How To Have A Good Pool Stance

Illustration (c) Matt Sherman, licensed to About.com, Inc.
Two Wrong Stances Don't Make One Right
Pro Secret? - Take The Pro Stance

Q. Matt, oh About.com Pool Guide, my stance is in a funk, and my shots, mostly erratic. Help me!

A. Have you seen TV's "Magic's Biggest Secrets" revealing professional magic tricks? You can practice thousands of hours to (maybe) learn pro pool secrets. Or you can read secrets I'm divulging in About.com week-by-week during 2011-12.

My first "pool year's resolution" is to reveal more secrets of the classic billiards stance. Enjoy, readers. You deserve better instruction than you can find most of the time in the pool world.

Pool is 80% shot selection, 20% shot execution. Most of the 20% is stance and a pro secret because watching balls roll rather than a pro's body we lose detail. And only a rare look is taken directly along the shot line in person or on television.

How do pros stand differently than amateurs? A beginner sights over the cue ball like it's a rifle. An intermediate sights over the cue stick like it's a rifle. But the secret is "arm on the shot line, head and body off the shot line." Yes, it's true, and there's no need to force your chin atop the stick either.
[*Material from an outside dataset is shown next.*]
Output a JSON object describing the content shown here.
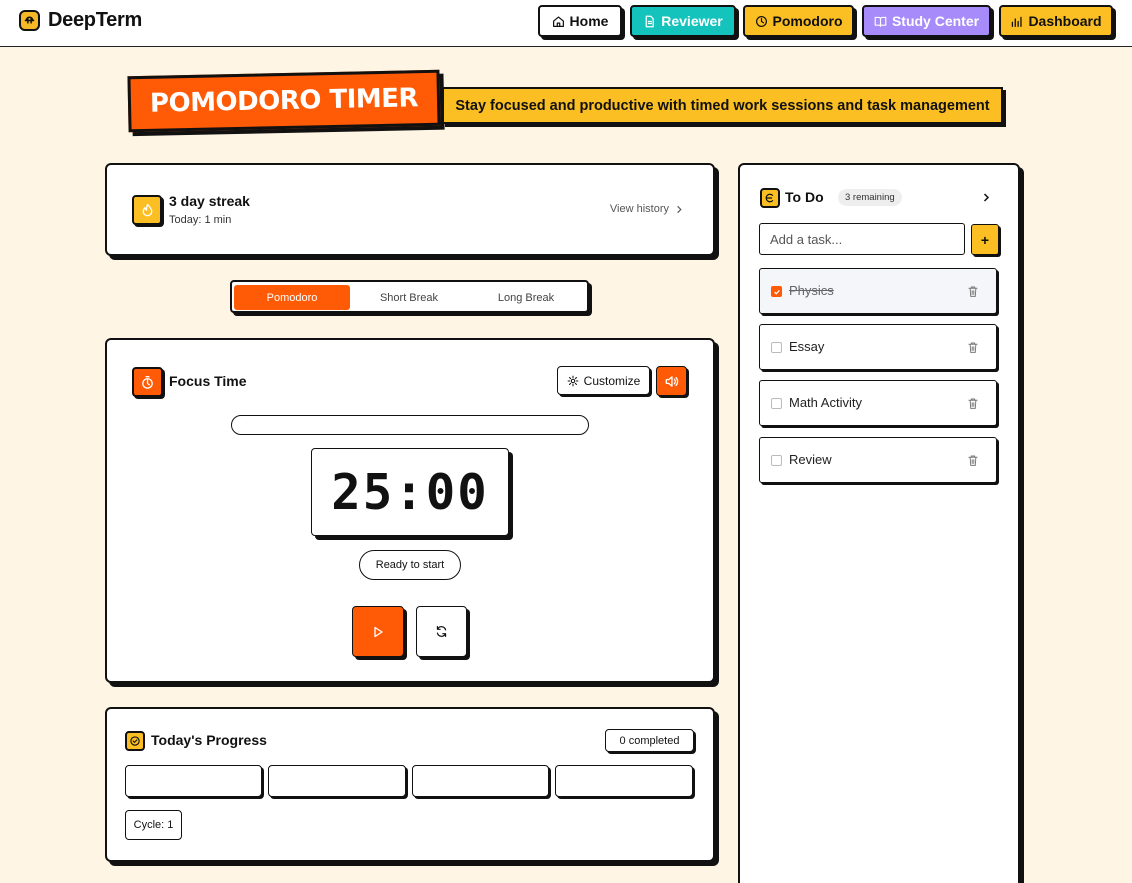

Here are two wrong stances then the right stance. DO ALL THREE so you can learn better what I'm discussing here.

A beginner (shooting center ball straight ahead) places their head and trunk directly behind the cue ball then bends down. But our stroking arms are to one side of our bodies so right-handers point incorrectly to their left (Illustration A) and vice versa for left-handers. The stroke must twist to pocket balls (shudder).